Radius of the quarter circular plot = 2 m
Area of the quarter circular plot = $\mathrm{\pi }(2{)}^2=\frac{22}{7}\times 4==12.57 {\mathrm{m}}^2$
Radius of each flower bed = 2 m
Area of four flower beds = $4\times \frac{1}{4}\times \mathrm{\pi }(2{)}^2=12.57 {\mathrm{m}}^2$
Area of the rectangular region = Length $\times$ Breadth
Area of the rectangular region = 8 $\times$ 6 = 48 m²
Area of the remaining field = Area of the rectangular region - (Area of the quarter circle + Area of the four flower beds)

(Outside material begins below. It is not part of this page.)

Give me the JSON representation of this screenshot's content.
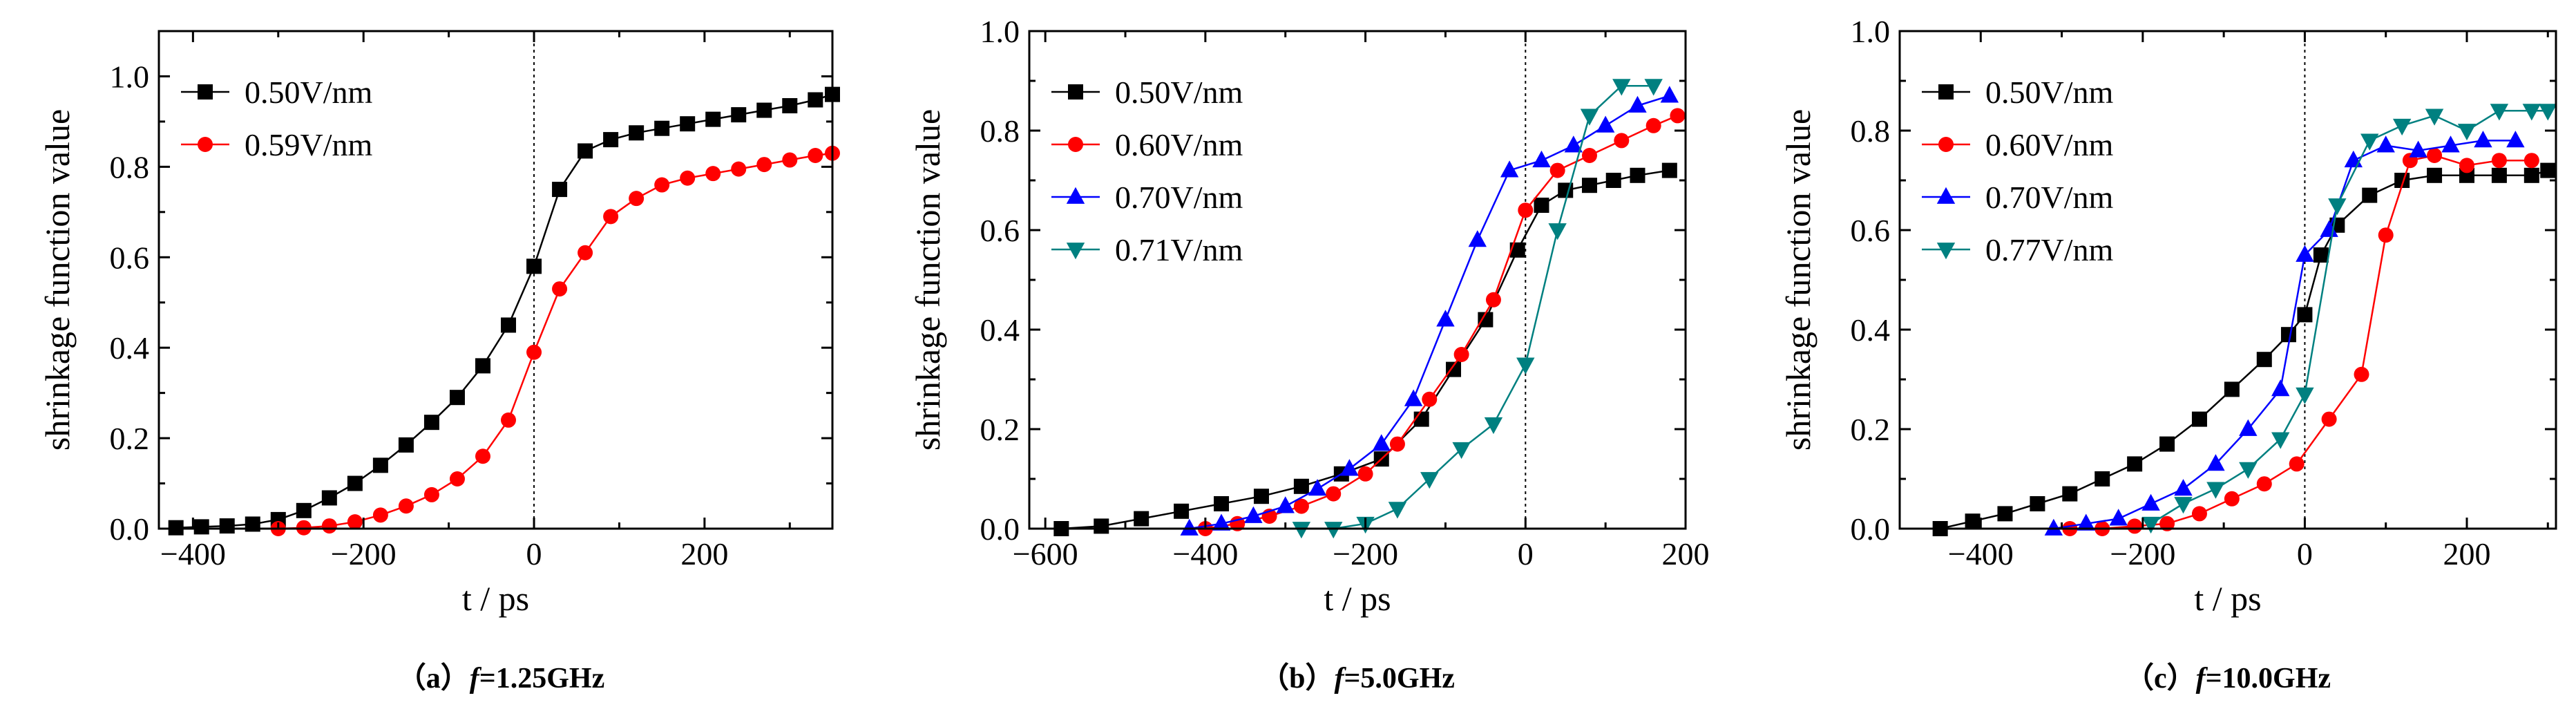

Area of the remaining field = [48 - (12.57 + 12.57)] m² = 22.86 m^{2 .}

Question 18:

Four equal circles, each of radius 5 cm, touch each other as shown in Fig. 20. Find the area included between them. (Take π = 3.14).

Answer 18:

Side of the square = 10 cm
Area of the square = Side $\times$ Side
Area of the square = ^{$10\times 10=100 {\mathrm{cm}}^2$}

Area of the four quarter circles = ^{$4\times \frac{1}{4}\times \frac{22}{7}\times 5^2=78.57 {\mathrm{cm}}^2$}
Area included in them = Area of the square - Area of the four quarter circles
Area included in them = ( 100 - 78.57 ) cm² = 21.43 cm² .

Question 19:

The area of circle is 100 times the area of another circle. What is the ratio of their circumferences?

Answer 19:

Let the area of the first circle be A₁, the circumference be  C₁ and the radius be r₁.
Let the area of the second circle be A_2 , the circumference be C₂  and the radius be r₂.

Thus,

$$\begin{gathered} C_1: C_2=2\mathrm{\pi }{r}_{1 }: 2\mathrm{\pi }{r}_2 \\ \Rightarrow \frac{C_1}{C_2} = \frac{2\mathrm{\pi }{r}_1}{2{\mathrm{\pi r}}_2} = \frac{r_1}{r_2} \end{gathered}$$

We know that :
         
   A₁ =  100A_{2
∴ $$\begin{gathered} \Rightarrow \left({{\mathrm{\pi r}}_1}^2\right) = 100\times \left({{\mathrm{\pi r}}_2}^2\right) \\ \Rightarrow {{\mathrm{r}}_1}^2 = 100 \times {{\mathrm{r}}_2}^2 \\ \Rightarrow {\mathrm{r}}_1 = 10 \times {\mathrm{r}}_2 \\ \Rightarrow \frac{{\mathrm{r}}_1}{{\mathrm{r}}_2}= 10 \end{gathered}$$}

 Substituting the values, we get:
∴​ $$\begin{gathered} \frac{C_1}{C_2}=\frac{r_1}{r_2} = \frac{10}{1} \\ {C}_1:C_2 =10:1 \end{gathered}$$ 

Hence, the ratio of their circumferences is 10:1.